Actualités of Sunday, 7 June 2026
Source: www.camerounweb.com
Pour avoir lu en direct son droit de réponse face aux propos mensongers de la communicante du RDPC, Natacha Bengono, lors de l’émission Canal Presse la semaine passée, Bouba Ngomena a été convoqué au Conseil National de la Communication. Suite à cette convocation, le journaliste présentateur de se retirer provisoirement de la présentation de canal presse ce dimanche.
Cette situation a immédiatement provoqué la réaction La réaction de Paul Chouta.
“Scandale : Bouba Ngomena convoqué au CNC pour avoir simplement lu mon droit de réponse !
Dimanche dernier, suite aux graves accusations portées contre moi par Natacha Bengono sur le plateau de Canal Press, j'ai réagi immédiatement. Aujourd'hui, le présentateur est ciblé.
Le masque tombe : la mise en scène de Natacha Bengono était une commande téléguidée par Chantal Biya, Oswald Baboke et Samuel Eto’o. Ils ne s'attendaient pas à une réplique aussi foudroyante.
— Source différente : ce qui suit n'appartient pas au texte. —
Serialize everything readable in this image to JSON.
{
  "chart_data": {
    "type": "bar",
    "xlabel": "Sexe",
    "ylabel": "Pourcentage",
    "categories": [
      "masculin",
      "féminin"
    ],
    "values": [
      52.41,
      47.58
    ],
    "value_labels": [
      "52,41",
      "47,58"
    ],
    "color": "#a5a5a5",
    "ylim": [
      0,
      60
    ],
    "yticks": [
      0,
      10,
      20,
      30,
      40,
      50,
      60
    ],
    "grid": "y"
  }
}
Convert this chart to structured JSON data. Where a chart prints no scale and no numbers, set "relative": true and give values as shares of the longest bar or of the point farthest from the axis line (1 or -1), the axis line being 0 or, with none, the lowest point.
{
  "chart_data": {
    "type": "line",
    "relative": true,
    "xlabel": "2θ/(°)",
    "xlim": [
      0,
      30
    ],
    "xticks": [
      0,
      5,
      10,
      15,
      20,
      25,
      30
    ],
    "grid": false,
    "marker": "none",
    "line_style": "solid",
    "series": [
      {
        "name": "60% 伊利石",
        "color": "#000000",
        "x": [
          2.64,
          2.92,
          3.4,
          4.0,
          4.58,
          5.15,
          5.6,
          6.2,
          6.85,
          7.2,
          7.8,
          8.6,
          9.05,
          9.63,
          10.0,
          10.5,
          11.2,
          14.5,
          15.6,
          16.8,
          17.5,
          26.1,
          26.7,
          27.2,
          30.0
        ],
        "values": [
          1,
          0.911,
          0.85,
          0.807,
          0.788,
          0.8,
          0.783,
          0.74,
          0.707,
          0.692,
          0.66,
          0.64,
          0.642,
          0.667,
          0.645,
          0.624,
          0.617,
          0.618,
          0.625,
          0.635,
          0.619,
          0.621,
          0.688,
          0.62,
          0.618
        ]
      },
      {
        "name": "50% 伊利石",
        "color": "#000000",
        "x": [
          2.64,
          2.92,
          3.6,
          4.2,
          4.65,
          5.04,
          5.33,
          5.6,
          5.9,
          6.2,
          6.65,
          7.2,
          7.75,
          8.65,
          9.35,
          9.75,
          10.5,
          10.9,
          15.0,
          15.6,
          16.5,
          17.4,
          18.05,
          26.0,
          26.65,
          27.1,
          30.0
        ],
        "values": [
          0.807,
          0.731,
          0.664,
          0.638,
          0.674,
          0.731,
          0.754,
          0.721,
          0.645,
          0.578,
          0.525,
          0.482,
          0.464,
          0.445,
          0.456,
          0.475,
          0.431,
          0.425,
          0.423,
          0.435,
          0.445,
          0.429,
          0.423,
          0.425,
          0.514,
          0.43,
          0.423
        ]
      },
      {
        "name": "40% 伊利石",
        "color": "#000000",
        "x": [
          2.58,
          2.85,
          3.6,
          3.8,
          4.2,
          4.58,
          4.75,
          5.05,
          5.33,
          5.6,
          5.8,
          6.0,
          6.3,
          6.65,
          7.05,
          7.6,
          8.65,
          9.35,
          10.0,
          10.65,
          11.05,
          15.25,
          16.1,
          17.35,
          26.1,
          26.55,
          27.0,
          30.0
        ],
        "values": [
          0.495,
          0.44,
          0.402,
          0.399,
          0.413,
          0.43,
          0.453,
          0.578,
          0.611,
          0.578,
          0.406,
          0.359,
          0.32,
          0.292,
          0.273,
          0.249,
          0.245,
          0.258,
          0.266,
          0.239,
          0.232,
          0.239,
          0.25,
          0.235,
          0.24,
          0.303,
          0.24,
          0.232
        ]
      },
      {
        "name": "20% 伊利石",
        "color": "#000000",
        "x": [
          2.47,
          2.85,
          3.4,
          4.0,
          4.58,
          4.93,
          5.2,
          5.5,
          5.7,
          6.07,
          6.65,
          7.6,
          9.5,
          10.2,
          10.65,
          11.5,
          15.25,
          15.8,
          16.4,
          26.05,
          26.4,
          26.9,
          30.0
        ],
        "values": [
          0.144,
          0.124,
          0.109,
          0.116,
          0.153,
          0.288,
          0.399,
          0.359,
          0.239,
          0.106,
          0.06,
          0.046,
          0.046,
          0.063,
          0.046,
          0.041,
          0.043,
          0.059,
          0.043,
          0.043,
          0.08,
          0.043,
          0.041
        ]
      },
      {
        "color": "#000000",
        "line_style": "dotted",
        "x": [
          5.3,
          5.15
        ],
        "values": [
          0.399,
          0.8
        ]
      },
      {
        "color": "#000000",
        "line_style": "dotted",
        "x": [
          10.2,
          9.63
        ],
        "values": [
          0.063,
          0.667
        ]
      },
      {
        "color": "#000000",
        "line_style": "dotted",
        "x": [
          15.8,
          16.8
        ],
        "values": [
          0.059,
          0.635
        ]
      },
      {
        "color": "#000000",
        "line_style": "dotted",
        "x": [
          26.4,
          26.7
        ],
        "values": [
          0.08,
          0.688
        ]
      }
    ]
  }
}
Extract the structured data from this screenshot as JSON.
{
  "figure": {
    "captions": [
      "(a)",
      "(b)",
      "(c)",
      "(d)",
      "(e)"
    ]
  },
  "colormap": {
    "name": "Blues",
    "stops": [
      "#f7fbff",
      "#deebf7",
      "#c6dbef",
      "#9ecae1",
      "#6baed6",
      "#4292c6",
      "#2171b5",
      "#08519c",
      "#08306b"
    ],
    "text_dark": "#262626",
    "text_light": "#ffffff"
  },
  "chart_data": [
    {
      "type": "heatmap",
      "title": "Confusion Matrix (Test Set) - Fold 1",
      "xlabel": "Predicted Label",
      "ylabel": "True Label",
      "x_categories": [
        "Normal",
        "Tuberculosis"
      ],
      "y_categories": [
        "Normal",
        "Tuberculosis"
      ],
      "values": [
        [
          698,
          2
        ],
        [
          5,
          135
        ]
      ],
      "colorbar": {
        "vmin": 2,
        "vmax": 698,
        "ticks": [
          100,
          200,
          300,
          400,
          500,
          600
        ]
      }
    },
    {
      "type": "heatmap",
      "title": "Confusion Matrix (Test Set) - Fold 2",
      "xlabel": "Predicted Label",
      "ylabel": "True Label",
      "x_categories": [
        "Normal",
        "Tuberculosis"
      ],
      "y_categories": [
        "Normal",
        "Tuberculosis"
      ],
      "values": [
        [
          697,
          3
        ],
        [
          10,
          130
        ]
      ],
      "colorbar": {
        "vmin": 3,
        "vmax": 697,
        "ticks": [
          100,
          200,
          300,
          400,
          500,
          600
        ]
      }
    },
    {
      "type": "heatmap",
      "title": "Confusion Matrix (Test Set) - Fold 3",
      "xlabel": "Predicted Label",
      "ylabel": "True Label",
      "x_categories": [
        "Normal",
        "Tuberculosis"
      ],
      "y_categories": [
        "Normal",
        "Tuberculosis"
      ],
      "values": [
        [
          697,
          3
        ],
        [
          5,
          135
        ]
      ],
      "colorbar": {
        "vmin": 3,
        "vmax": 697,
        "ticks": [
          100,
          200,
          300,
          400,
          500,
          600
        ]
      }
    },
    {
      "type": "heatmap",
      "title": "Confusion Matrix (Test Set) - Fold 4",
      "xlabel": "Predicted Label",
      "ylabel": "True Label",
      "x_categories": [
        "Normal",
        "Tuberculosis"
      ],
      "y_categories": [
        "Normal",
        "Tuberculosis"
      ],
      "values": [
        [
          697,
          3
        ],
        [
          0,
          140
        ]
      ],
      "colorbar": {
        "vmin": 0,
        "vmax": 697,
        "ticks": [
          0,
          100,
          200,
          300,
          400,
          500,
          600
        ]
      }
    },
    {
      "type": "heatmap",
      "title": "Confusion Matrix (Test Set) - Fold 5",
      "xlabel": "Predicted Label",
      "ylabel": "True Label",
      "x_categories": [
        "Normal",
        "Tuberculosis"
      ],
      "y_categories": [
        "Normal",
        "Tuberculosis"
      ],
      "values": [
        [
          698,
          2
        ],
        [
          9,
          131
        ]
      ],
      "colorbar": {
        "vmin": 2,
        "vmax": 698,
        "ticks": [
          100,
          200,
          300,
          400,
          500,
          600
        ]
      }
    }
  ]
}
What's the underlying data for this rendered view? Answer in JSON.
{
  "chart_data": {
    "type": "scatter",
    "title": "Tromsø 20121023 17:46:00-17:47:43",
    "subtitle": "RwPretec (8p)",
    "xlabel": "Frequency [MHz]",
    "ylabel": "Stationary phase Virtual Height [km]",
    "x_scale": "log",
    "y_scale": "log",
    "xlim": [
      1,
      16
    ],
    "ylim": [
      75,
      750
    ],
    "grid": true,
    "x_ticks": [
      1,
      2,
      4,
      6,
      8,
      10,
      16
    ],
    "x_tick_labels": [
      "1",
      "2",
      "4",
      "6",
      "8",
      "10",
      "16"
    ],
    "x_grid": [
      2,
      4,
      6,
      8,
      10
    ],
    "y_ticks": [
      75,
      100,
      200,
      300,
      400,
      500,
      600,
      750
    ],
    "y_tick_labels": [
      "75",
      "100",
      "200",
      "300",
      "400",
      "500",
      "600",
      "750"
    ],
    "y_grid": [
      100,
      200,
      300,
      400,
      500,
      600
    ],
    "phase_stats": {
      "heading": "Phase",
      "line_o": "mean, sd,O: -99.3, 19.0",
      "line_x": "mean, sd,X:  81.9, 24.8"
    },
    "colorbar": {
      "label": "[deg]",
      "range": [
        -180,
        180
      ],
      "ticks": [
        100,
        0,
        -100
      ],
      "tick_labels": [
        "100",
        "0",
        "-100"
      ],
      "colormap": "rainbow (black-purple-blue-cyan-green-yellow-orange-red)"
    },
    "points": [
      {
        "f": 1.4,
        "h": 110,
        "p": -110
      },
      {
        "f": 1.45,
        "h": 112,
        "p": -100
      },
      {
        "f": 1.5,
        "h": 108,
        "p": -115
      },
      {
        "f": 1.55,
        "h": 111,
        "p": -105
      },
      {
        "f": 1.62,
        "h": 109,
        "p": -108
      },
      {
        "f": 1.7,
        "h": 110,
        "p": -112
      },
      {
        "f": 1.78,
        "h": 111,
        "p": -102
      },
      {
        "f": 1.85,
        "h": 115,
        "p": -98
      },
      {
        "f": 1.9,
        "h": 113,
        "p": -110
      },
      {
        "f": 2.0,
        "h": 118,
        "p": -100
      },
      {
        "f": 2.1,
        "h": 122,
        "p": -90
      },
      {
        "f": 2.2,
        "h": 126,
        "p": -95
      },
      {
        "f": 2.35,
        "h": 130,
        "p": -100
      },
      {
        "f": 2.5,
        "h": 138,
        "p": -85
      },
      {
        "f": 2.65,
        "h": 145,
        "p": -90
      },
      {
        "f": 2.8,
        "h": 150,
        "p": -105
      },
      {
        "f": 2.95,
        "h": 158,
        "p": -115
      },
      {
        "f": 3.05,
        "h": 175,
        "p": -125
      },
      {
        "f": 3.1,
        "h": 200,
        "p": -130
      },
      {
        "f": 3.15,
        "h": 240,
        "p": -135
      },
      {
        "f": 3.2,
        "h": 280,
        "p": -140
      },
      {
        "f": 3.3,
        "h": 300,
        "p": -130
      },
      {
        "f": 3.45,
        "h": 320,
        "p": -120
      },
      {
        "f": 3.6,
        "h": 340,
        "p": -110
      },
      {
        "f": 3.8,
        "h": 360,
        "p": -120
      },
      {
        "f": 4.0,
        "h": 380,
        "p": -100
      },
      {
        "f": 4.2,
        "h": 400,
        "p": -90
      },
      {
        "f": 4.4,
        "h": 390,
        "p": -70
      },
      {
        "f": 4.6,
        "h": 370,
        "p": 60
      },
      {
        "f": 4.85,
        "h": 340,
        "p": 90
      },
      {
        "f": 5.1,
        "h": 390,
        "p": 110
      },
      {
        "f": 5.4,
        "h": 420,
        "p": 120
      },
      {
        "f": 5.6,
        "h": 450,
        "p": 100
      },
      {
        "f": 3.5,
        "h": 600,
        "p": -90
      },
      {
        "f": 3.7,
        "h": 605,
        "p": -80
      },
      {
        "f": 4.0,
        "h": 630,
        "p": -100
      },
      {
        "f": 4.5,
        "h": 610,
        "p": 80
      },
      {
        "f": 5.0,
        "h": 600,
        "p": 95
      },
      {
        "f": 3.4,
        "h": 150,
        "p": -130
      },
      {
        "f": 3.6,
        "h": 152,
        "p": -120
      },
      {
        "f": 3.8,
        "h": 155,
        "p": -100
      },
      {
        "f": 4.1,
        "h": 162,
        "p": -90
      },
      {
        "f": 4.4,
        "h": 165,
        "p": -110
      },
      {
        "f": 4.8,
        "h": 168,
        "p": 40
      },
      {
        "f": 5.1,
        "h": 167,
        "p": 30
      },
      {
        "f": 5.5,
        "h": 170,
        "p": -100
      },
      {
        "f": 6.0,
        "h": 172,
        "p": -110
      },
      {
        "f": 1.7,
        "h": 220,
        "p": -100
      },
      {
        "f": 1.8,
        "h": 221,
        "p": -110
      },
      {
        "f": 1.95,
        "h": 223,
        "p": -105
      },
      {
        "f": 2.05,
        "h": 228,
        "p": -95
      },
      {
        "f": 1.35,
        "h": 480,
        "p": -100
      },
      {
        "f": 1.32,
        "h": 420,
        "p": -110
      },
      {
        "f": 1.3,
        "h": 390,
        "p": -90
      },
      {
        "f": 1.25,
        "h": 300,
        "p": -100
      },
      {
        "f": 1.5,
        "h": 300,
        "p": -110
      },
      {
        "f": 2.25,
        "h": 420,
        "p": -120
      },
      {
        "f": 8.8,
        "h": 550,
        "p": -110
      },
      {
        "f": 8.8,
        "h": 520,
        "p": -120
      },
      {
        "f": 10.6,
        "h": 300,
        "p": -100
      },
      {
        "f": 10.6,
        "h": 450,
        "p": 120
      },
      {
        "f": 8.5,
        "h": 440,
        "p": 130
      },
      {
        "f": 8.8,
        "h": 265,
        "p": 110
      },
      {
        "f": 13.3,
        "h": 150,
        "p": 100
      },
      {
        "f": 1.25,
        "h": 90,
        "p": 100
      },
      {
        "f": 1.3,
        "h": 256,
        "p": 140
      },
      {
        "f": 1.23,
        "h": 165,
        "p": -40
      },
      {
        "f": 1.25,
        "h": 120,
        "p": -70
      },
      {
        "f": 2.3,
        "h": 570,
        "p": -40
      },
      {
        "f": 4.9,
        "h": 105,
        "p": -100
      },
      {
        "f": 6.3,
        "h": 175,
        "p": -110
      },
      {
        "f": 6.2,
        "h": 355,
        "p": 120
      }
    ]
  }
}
Cela fait environ dix ans que je ne regarde plus Canal Press. Dimanche, ce sont des proches qui m'ont alerté en direct. J'ai aussitôt tenté de joindre l'émission. La production m'a demandé de rédiger un droit de réponse écrit pour une lecture à l'antenne, ce que j'ai fait sur-le-champ. Je remercie d'ailleurs tous ceux qui m'ont prévenu.
Le Cameroun vient d’entrer dans l'histoire de la pire des manières : nous sommes devenus le premier pays au monde où un journaliste est convoqué pour avoir respecté le principe élémentaire du droit de réponse.
Où était le CNC quand Elimbi Lobe, Dieudonné Essomba distillent la haine contre les Bamilékés sur les plateaux de télévision, nuisant ainsi à la cohésion nationale ?
Oú était le CNC des individus affirmaient sur les plateaux de télévision détenir une vidéo compromettante de Maurice Kamto avec un mineur ? Ni le média, ni l'auteur de ces calomnies n'ont jamais été inquiétés. Pire, malgré les plaintes déposées par Kamto, la justice a enterré le dossier. Deux poids, deux mesures.
Voilà où nous en sommes. Voilà ce qui arrive quand on abandonne le pouvoir entre les mains des voyous.”